Não consigo controlar a enxurrada de emoções que se concentram em meu peito. Cada vez que repasso o que acabei de ver em minha mente, é como se mais lembranças como essa surgissem, mas eu não consigo acessá-las. Por mais que eu tente, é como se houvesse um nevoeiro dentro da minha cabeça.

Quando meus olhos retornam a se abrir, eu me deparo com um calendário a minha frente, que ainda não havia percebido. Por algum motivo meus olhos recaem exatamente no dia atual; quarta feira.

Puta merda... Eu tenho um sobressalto, cada parte do meu corpo ficando gelada.

Eu apaguei desde domingo?

Eu passei três dias em um sono profundo? Eu passei três dias desligada do mundo?

Ah, merda...

Eu quase caio para trás quando me dou conta de que deixei Scarlett sozinha na casa de Dominic. E eu nem sei o que aconteceu com ele...

Holly deve ter ligado para Célia por não ter me encontrado em casa. Ou a escola fez isso, já que matei três dias de aula. Então, Cape Girardeau está toda atrás de mim...

No segundo seguinte eu já me encontro calçando um tênis qualquer de Benjamin, com mãos trêmulas e um coração a ponto de deixar meu corpo em apenas alguns instantes.

Eu preciso encontrá-la. Eu preciso ver se está bem. Ela é minha responsabilidade. Eu morreria se algo acontecesse com ela, sendo minha culpa.

Um tremor percorre meu corpo quando me lembro do pacote que recebi. Meu suposto perseguidor me mandou fotos da minha irmã na escola. Não basta ter somente eu em sua mira, mas Sky também. Ele sabe que, se a tiver, ele me tem na palma de sua mão.
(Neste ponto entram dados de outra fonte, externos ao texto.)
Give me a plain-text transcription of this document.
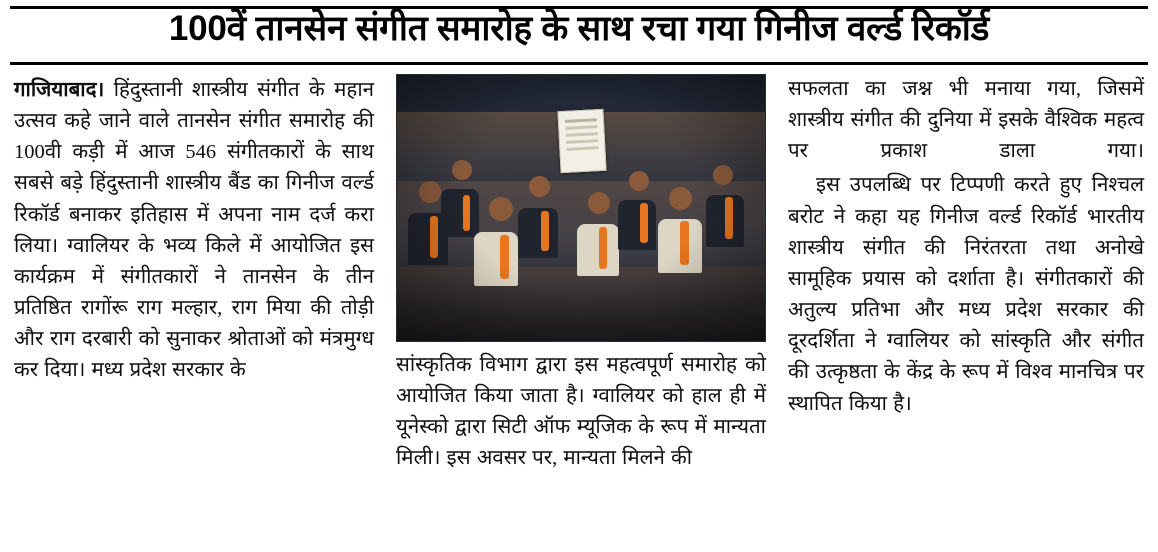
100वें तानसेन संगीत समारोह के साथ रचा गया गिनीज वर्ल्ड रिकॉर्ड

गाजियाबाद। हिंदुस्तानी शास्त्रीय संगीत के महान उत्सव कहे जाने वाले तानसेन संगीत समारोह की 100वी कड़ी में आज 546 संगीतकारों के साथ सबसे बड़े हिंदुस्तानी शास्त्रीय बैंड का गिनीज वर्ल्ड रिकॉर्ड बनाकर इतिहास में अपना नाम दर्ज करा लिया। ग्वालियर के भव्य किले में आयोजित इस कार्यक्रम में संगीतकारों ने तानसेन के तीन प्रतिष्ठित रागोंरू राग मल्हार, राग मिया की तोड़ी और राग दरबारी को सुनाकर श्रोताओं को मंत्रमुग्ध कर दिया। मध्य प्रदेश सरकार के	सांस्कृतिक विभाग द्वारा इस महत्वपूर्ण समारोह को आयोजित किया जाता है। ग्वालियर को हाल ही में यूनेस्को द्वारा सिटी ऑफ म्यूजिक के रूप में मान्यता मिली। इस अवसर पर, मान्यता मिलने की

सफलता का जश्न भी मनाया गया, जिसमें शास्त्रीय संगीत की दुनिया में इसके वैश्विक महत्व पर प्रकाश डाला गया।

इस उपलब्धि पर टिप्पणी करते हुए निश्चल बरोट ने कहा यह गिनीज वर्ल्ड रिकॉर्ड भारतीय शास्त्रीय संगीत की निरंतरता तथा अनोखे सामूहिक प्रयास को दर्शाता है। संगीतकारों की अतुल्य प्रतिभा और मध्य प्रदेश सरकार की दूरदर्शिता ने ग्वालियर को सांस्कृति और संगीत की उत्कृष्ठता के केंद्र के रूप में विश्व मानचित्र पर स्थापित किया है।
E isso me assusta mais a cada segundo.

Eu tomo alguns goles de ar e voo em direção à porta. Eu a destranco, mas quando estou prestes a sair, meus olhos pairam sobre um espelho ao lado dela, e meu coração mais uma vez dá um salto dentro do meu peito, acompanhado de um grito.

─ Mas que diabos... – Eu checo o reflexo dos meus olhos.

Até aquele momento eu ainda não havia cogitado a ideia de uma possível transformação. Eu ainda não havia parado para pensar no quanto isso é aterrorizante. No quanto parece insano se transformar em um lobo. Uma coisa é ver Hayden, Benjamin, Jesse, ou seja quem for, transmutar da forma humana para a de um lobo. Outra totalmente diferente é ver que isso vai acontecer com você. E parece que logo...

Eu me aproximo mais do espelho, vendo meu reflexo de perto. Não há mais o azul em meus olhos, como havia visto antes. Na verdade não há mais cor alguma. A íris, a pupila e a esclera, ou qualquer outra coisa; tudo deu lugar ao preto. Meus olhos estão tão negros, que parece que há um espaço vazio e oco ali. Eu nunca vi isso em lugar algum. Por mais que minha experiência com lobos seja um pouco limitada, eu nunca vi isso em nenhum deles.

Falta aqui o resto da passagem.